To the dozens of coal industry officials, elected leaders, candidates and concerned members of the public gathered for the West Virginia Coal Forum at Oglebay Park on Tuesday, the effect of the plan will be decidedly negative, as they believe the state is set to lose thousands of jobs and see skyrocketing electricity rates.
“By 2030, if this thing stands, our country will look nothing like this,” Jason Bostic, vice president of the West Virginia Coal Association, said. “If West Virginia is going to continue to mine coal, the Clean Power Plan cannot stand.”
The EPA-established goal for West Virginia is to slash carbon dioxide emissions from power plants by 37 percent by the year 2030. According to the White House, the strategy will save an average American family nearly $85 on an annual energy bill by 2030, while saving consumers a total of $155 billion from 2020 to 2030. Officials said the plan also will prevent 3,600 premature deaths, 90,000 asthma attacks, and 300,000 missed work and school days.
However, Mountain State leaders believe nearly all these health and economic benefits will go to states such as California and New York, which feature little or no coal usage, and typically vote overwhelmingly Democrat in presidential elections.
“He wants to fundamentally change America. He wants to kill coal,” West Virginia Senate President Bill Cole, R-Mercer, said of Obama. “The federal government is doing a great job of killing our industry.”
According to the state Office of Miners’ Health, Safety and Training, West Virginia produced 116.9 million tons of coal in 2014. Just six years earlier in 2008, the year before Obama took office, Mountain State miners extracted 165.8 million tons of the mineral.

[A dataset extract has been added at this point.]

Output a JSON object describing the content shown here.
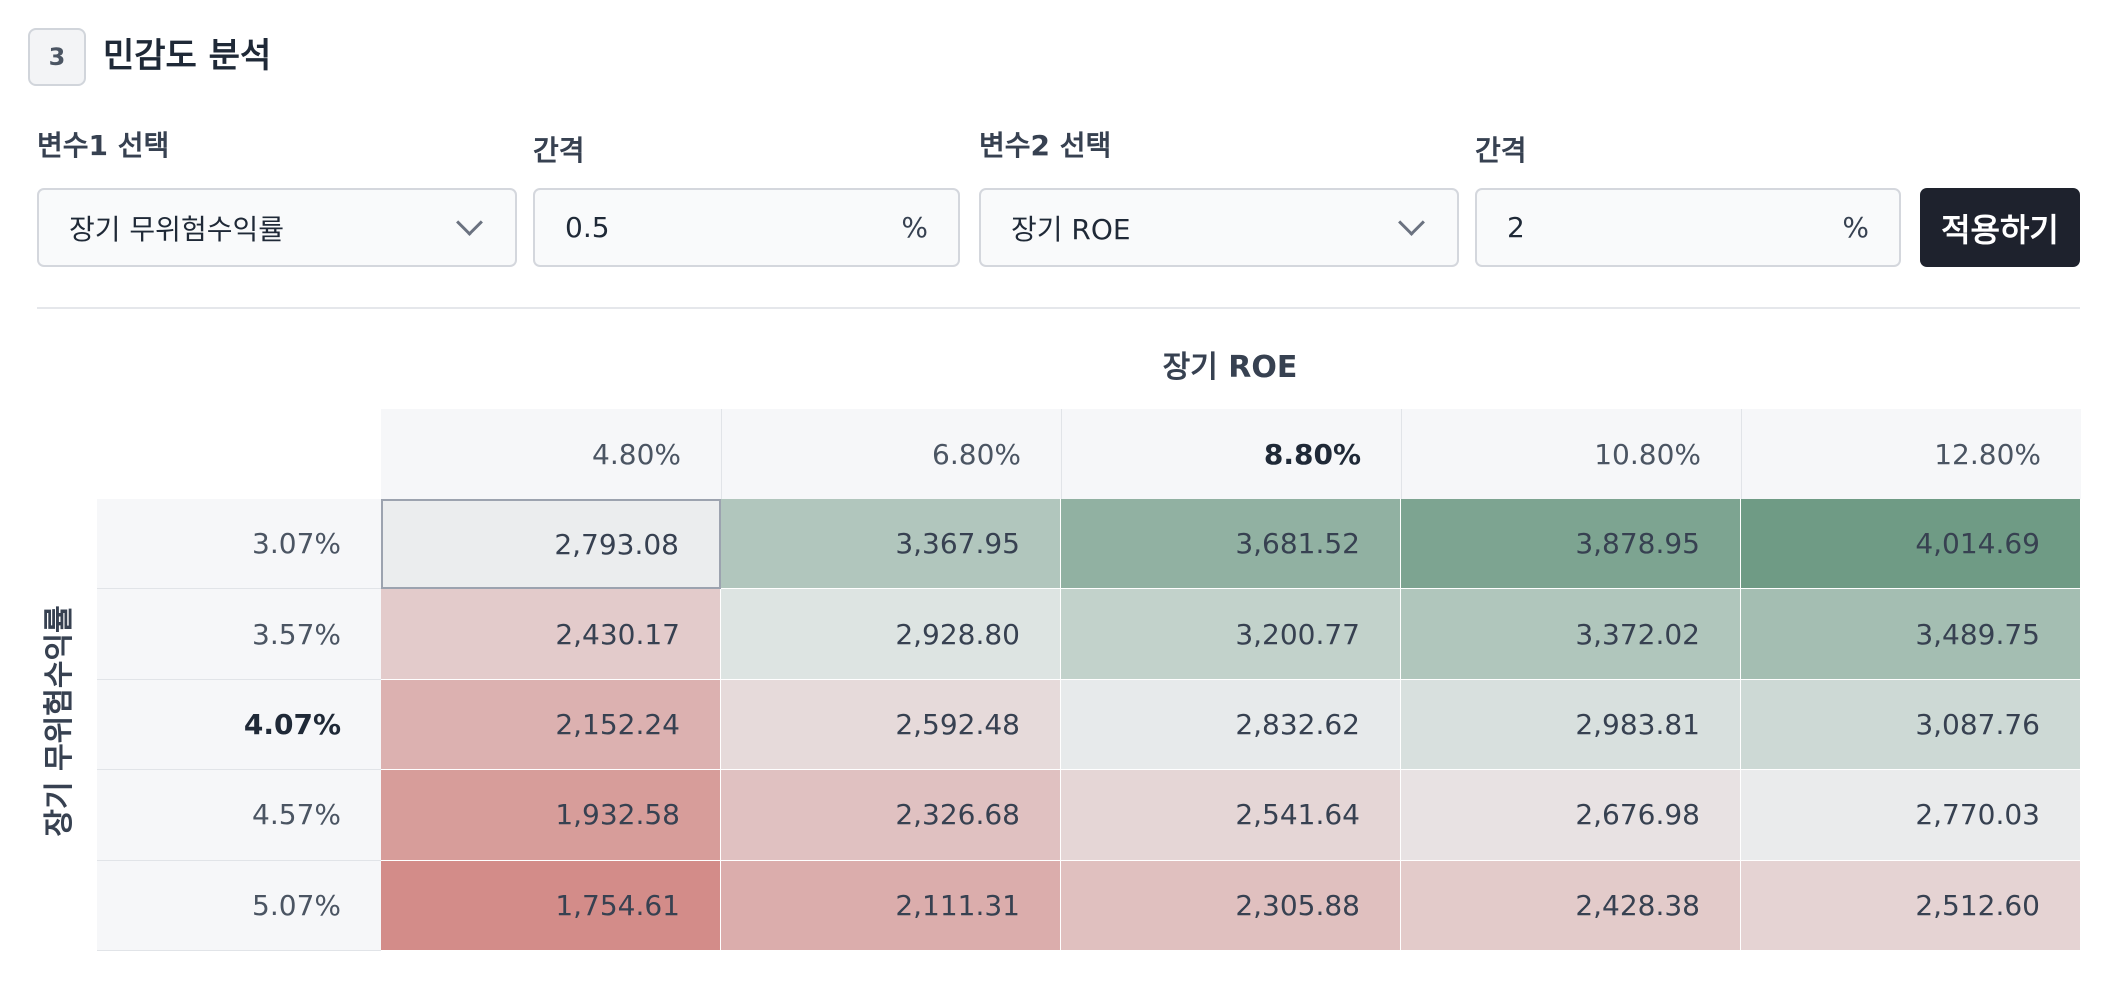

“Coal production is down by about one-third since 2008,” said John Deskins, director of the West Virginia University Bureau of Business and Economic Research. “It is unfathomable how quickly this has happened.”
Deskins said the demand for southern West Virginia coal is particularly low, with some of this because the minerals that are easy to reach are now gone. In the year 2000, coal from the southern part of the state outpaced that from the north by a rate of three to one. Now, it is roughly equal.

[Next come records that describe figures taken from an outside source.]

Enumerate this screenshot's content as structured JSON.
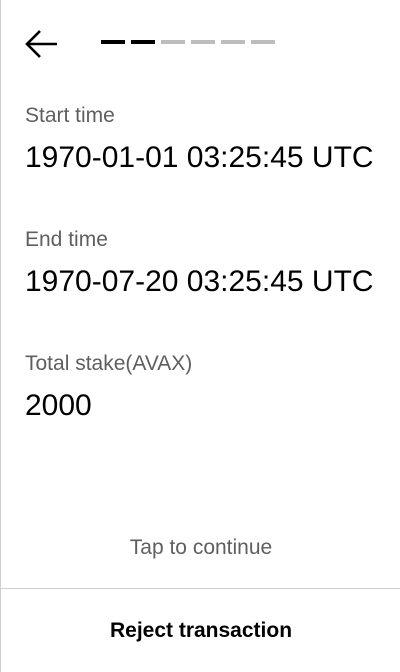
{
  "header": {
    "back_icon": "arrow-left-icon",
    "progress": {
      "total_steps": 6,
      "current_step": 2
    }
  },
  "fields": [
    {
      "label": "Start time",
      "value": "1970-01-01 03:25:45 UTC"
    },
    {
      "label": "End time",
      "value": "1970-07-20 03:25:45 UTC"
    },
    {
      "label": "Total stake(AVAX)",
      "value": "2000"
    }
  ],
  "footer": {
    "tap_hint": "Tap to continue",
    "reject_label": "Reject transaction"
  },
  "colors": {
    "text_primary": "#000000",
    "text_secondary": "#5f5f5f",
    "progress_inactive": "#bdbdbd",
    "divider": "#cfcfcf"
  }
}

Bostic emphasized the Clean Power Plan is only one strategy the Obama administration is using to stop coal usage. The Mercury and Air Toxics Standards, an entirely separate set of rules, aim to mitigate mercury pollution from power plants. To comply with the mercury rules, American Electric Power shut down 5,535 megawatts of coal-fired power in June, including the 630-megawatt Kammer Plant in Marshall County.
“We have lost 62,000 megawatts of power because of mercury regulations,” he said when adding all similar plants together.

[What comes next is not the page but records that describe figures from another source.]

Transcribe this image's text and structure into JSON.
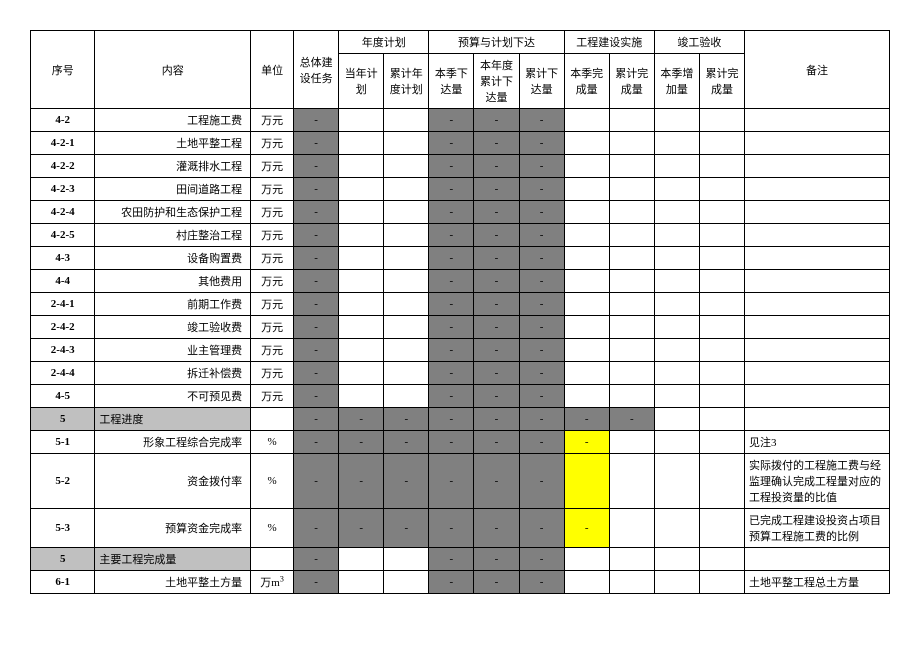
{
  "colors": {
    "grayDark": "#808080",
    "grayLight": "#c0c0c0",
    "yellow": "#ffff00",
    "border": "#000000",
    "background": "#ffffff"
  },
  "header": {
    "seq": "序号",
    "content": "内容",
    "unit": "单位",
    "total": "总体建设任务",
    "yearPlan": "年度计划",
    "budget": "预算与计划下达",
    "construction": "工程建设实施",
    "acceptance": "竣工验收",
    "remark": "备注",
    "curYearPlan": "当年计划",
    "cumYearPlan": "累计年度计划",
    "curQtrIssue": "本季下达量",
    "yearCumIssue": "本年度累计下达量",
    "cumIssue": "累计下达量",
    "curQtrComplete": "本季完成量",
    "cumComplete": "累计完成量",
    "curQtrAdd": "本季增加量",
    "cumComplete2": "累计完成量"
  },
  "rows": [
    {
      "seq": "4-2",
      "content": "工程施工费",
      "contentAlign": "right",
      "unit": "万元",
      "total": "-",
      "c1": "",
      "c2": "",
      "b1": "-",
      "b2": "-",
      "b3": "-",
      "g1": "",
      "g2": "",
      "a1": "",
      "a2": "",
      "remark": "",
      "totalCls": "gray-dark",
      "b1Cls": "gray-dark",
      "b2Cls": "gray-dark",
      "b3Cls": "gray-dark"
    },
    {
      "seq": "4-2-1",
      "content": "土地平整工程",
      "contentAlign": "right",
      "unit": "万元",
      "total": "-",
      "c1": "",
      "c2": "",
      "b1": "-",
      "b2": "-",
      "b3": "-",
      "g1": "",
      "g2": "",
      "a1": "",
      "a2": "",
      "remark": "",
      "totalCls": "gray-dark",
      "b1Cls": "gray-dark",
      "b2Cls": "gray-dark",
      "b3Cls": "gray-dark"
    },
    {
      "seq": "4-2-2",
      "content": "灌溉排水工程",
      "contentAlign": "right",
      "unit": "万元",
      "total": "-",
      "c1": "",
      "c2": "",
      "b1": "-",
      "b2": "-",
      "b3": "-",
      "g1": "",
      "g2": "",
      "a1": "",
      "a2": "",
      "remark": "",
      "totalCls": "gray-dark",
      "b1Cls": "gray-dark",
      "b2Cls": "gray-dark",
      "b3Cls": "gray-dark"
    },
    {
      "seq": "4-2-3",
      "content": "田间道路工程",
      "contentAlign": "right",
      "unit": "万元",
      "total": "-",
      "c1": "",
      "c2": "",
      "b1": "-",
      "b2": "-",
      "b3": "-",
      "g1": "",
      "g2": "",
      "a1": "",
      "a2": "",
      "remark": "",
      "totalCls": "gray-dark",
      "b1Cls": "gray-dark",
      "b2Cls": "gray-dark",
      "b3Cls": "gray-dark"
    },
    {
      "seq": "4-2-4",
      "content": "农田防护和生态保护工程",
      "contentAlign": "right",
      "unit": "万元",
      "total": "-",
      "c1": "",
      "c2": "",
      "b1": "-",
      "b2": "-",
      "b3": "-",
      "g1": "",
      "g2": "",
      "a1": "",
      "a2": "",
      "remark": "",
      "totalCls": "gray-dark",
      "b1Cls": "gray-dark",
      "b2Cls": "gray-dark",
      "b3Cls": "gray-dark"
    },
    {
      "seq": "4-2-5",
      "content": "村庄整治工程",
      "contentAlign": "right",
      "unit": "万元",
      "total": "-",
      "c1": "",
      "c2": "",
      "b1": "-",
      "b2": "-",
      "b3": "-",
      "g1": "",
      "g2": "",
      "a1": "",
      "a2": "",
      "remark": "",
      "totalCls": "gray-dark",
      "b1Cls": "gray-dark",
      "b2Cls": "gray-dark",
      "b3Cls": "gray-dark"
    },
    {
      "seq": "4-3",
      "content": "设备购置费",
      "contentAlign": "right",
      "unit": "万元",
      "total": "-",
      "c1": "",
      "c2": "",
      "b1": "-",
      "b2": "-",
      "b3": "-",
      "g1": "",
      "g2": "",
      "a1": "",
      "a2": "",
      "remark": "",
      "totalCls": "gray-dark",
      "b1Cls": "gray-dark",
      "b2Cls": "gray-dark",
      "b3Cls": "gray-dark"
    },
    {
      "seq": "4-4",
      "content": "其他费用",
      "contentAlign": "right",
      "unit": "万元",
      "total": "-",
      "c1": "",
      "c2": "",
      "b1": "-",
      "b2": "-",
      "b3": "-",
      "g1": "",
      "g2": "",
      "a1": "",
      "a2": "",
      "remark": "",
      "totalCls": "gray-dark",
      "b1Cls": "gray-dark",
      "b2Cls": "gray-dark",
      "b3Cls": "gray-dark"
    },
    {
      "seq": "2-4-1",
      "content": "前期工作费",
      "contentAlign": "right",
      "unit": "万元",
      "total": "-",
      "c1": "",
      "c2": "",
      "b1": "-",
      "b2": "-",
      "b3": "-",
      "g1": "",
      "g2": "",
      "a1": "",
      "a2": "",
      "remark": "",
      "totalCls": "gray-dark",
      "b1Cls": "gray-dark",
      "b2Cls": "gray-dark",
      "b3Cls": "gray-dark"
    },
    {
      "seq": "2-4-2",
      "content": "竣工验收费",
      "contentAlign": "right",
      "unit": "万元",
      "total": "-",
      "c1": "",
      "c2": "",
      "b1": "-",
      "b2": "-",
      "b3": "-",
      "g1": "",
      "g2": "",
      "a1": "",
      "a2": "",
      "remark": "",
      "totalCls": "gray-dark",
      "b1Cls": "gray-dark",
      "b2Cls": "gray-dark",
      "b3Cls": "gray-dark"
    },
    {
      "seq": "2-4-3",
      "content": "业主管理费",
      "contentAlign": "right",
      "unit": "万元",
      "total": "-",
      "c1": "",
      "c2": "",
      "b1": "-",
      "b2": "-",
      "b3": "-",
      "g1": "",
      "g2": "",
      "a1": "",
      "a2": "",
      "remark": "",
      "totalCls": "gray-dark",
      "b1Cls": "gray-dark",
      "b2Cls": "gray-dark",
      "b3Cls": "gray-dark"
    },
    {
      "seq": "2-4-4",
      "content": "拆迁补偿费",
      "contentAlign": "right",
      "unit": "万元",
      "total": "-",
      "c1": "",
      "c2": "",
      "b1": "-",
      "b2": "-",
      "b3": "-",
      "g1": "",
      "g2": "",
      "a1": "",
      "a2": "",
      "remark": "",
      "totalCls": "gray-dark",
      "b1Cls": "gray-dark",
      "b2Cls": "gray-dark",
      "b3Cls": "gray-dark"
    },
    {
      "seq": "4-5",
      "content": "不可预见费",
      "contentAlign": "right",
      "unit": "万元",
      "total": "-",
      "c1": "",
      "c2": "",
      "b1": "-",
      "b2": "-",
      "b3": "-",
      "g1": "",
      "g2": "",
      "a1": "",
      "a2": "",
      "remark": "",
      "totalCls": "gray-dark",
      "b1Cls": "gray-dark",
      "b2Cls": "gray-dark",
      "b3Cls": "gray-dark"
    },
    {
      "seq": "5",
      "content": "工程进度",
      "contentAlign": "left",
      "unit": "",
      "total": "-",
      "c1": "-",
      "c2": "-",
      "b1": "-",
      "b2": "-",
      "b3": "-",
      "g1": "-",
      "g2": "-",
      "a1": "",
      "a2": "",
      "remark": "",
      "seqCls": "gray-light",
      "contentCls": "gray-light",
      "totalCls": "gray-dark",
      "c1Cls": "gray-dark",
      "c2Cls": "gray-dark",
      "b1Cls": "gray-dark",
      "b2Cls": "gray-dark",
      "b3Cls": "gray-dark",
      "g1Cls": "gray-dark",
      "g2Cls": "gray-dark"
    },
    {
      "seq": "5-1",
      "content": "形象工程综合完成率",
      "contentAlign": "right",
      "unit": "%",
      "total": "-",
      "c1": "-",
      "c2": "-",
      "b1": "-",
      "b2": "-",
      "b3": "-",
      "g1": "-",
      "g2": "",
      "a1": "",
      "a2": "",
      "remark": "见注3",
      "totalCls": "gray-dark",
      "c1Cls": "gray-dark",
      "c2Cls": "gray-dark",
      "b1Cls": "gray-dark",
      "b2Cls": "gray-dark",
      "b3Cls": "gray-dark",
      "g1Cls": "yellow"
    },
    {
      "seq": "5-2",
      "content": "资金拨付率",
      "contentAlign": "right",
      "unit": "%",
      "total": "-",
      "c1": "-",
      "c2": "-",
      "b1": "-",
      "b2": "-",
      "b3": "-",
      "g1": "",
      "g2": "",
      "a1": "",
      "a2": "",
      "remark": "实际拨付的工程施工费与经监理确认完成工程量对应的工程投资量的比值",
      "totalCls": "gray-dark",
      "c1Cls": "gray-dark",
      "c2Cls": "gray-dark",
      "b1Cls": "gray-dark",
      "b2Cls": "gray-dark",
      "b3Cls": "gray-dark",
      "g1Cls": "yellow",
      "tall": true
    },
    {
      "seq": "5-3",
      "content": "预算资金完成率",
      "contentAlign": "right",
      "unit": "%",
      "total": "-",
      "c1": "-",
      "c2": "-",
      "b1": "-",
      "b2": "-",
      "b3": "-",
      "g1": "-",
      "g2": "",
      "a1": "",
      "a2": "",
      "remark": "已完成工程建设投资占项目预算工程施工费的比例",
      "totalCls": "gray-dark",
      "c1Cls": "gray-dark",
      "c2Cls": "gray-dark",
      "b1Cls": "gray-dark",
      "b2Cls": "gray-dark",
      "b3Cls": "gray-dark",
      "g1Cls": "yellow"
    },
    {
      "seq": "5",
      "content": "主要工程完成量",
      "contentAlign": "left",
      "unit": "",
      "total": "-",
      "c1": "",
      "c2": "",
      "b1": "-",
      "b2": "-",
      "b3": "-",
      "g1": "",
      "g2": "",
      "a1": "",
      "a2": "",
      "remark": "",
      "seqCls": "gray-light",
      "contentCls": "gray-light",
      "totalCls": "gray-dark",
      "b1Cls": "gray-dark",
      "b2Cls": "gray-dark",
      "b3Cls": "gray-dark"
    },
    {
      "seq": "6-1",
      "content": "土地平整土方量",
      "contentAlign": "right",
      "unit": "万m",
      "unitSup": "3",
      "total": "-",
      "c1": "",
      "c2": "",
      "b1": "-",
      "b2": "-",
      "b3": "-",
      "g1": "",
      "g2": "",
      "a1": "",
      "a2": "",
      "remark": "土地平整工程总土方量",
      "totalCls": "gray-dark",
      "b1Cls": "gray-dark",
      "b2Cls": "gray-dark",
      "b3Cls": "gray-dark"
    }
  ]
}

According to PJM Interconnection, which operates the power grid serving West Virginia and Ohio, just 1 megawatt can power as many as 1,000 homes. So losing 62,000 megawatts could leave up to 62 million homes cold and dark.
Still, Deskins said he believes the state will see its coal production stabilize even with the increased environmental scrutiny. This is because demand for the mineral in China and India continues to grow, so the opportunity for exporting coal will be there.
Cole, however, is not about to forfeit the right to burn coal for West Virginia power.
“There is nobody here who doesn’t want clean air,” he said. “But, at what point is the air clean?”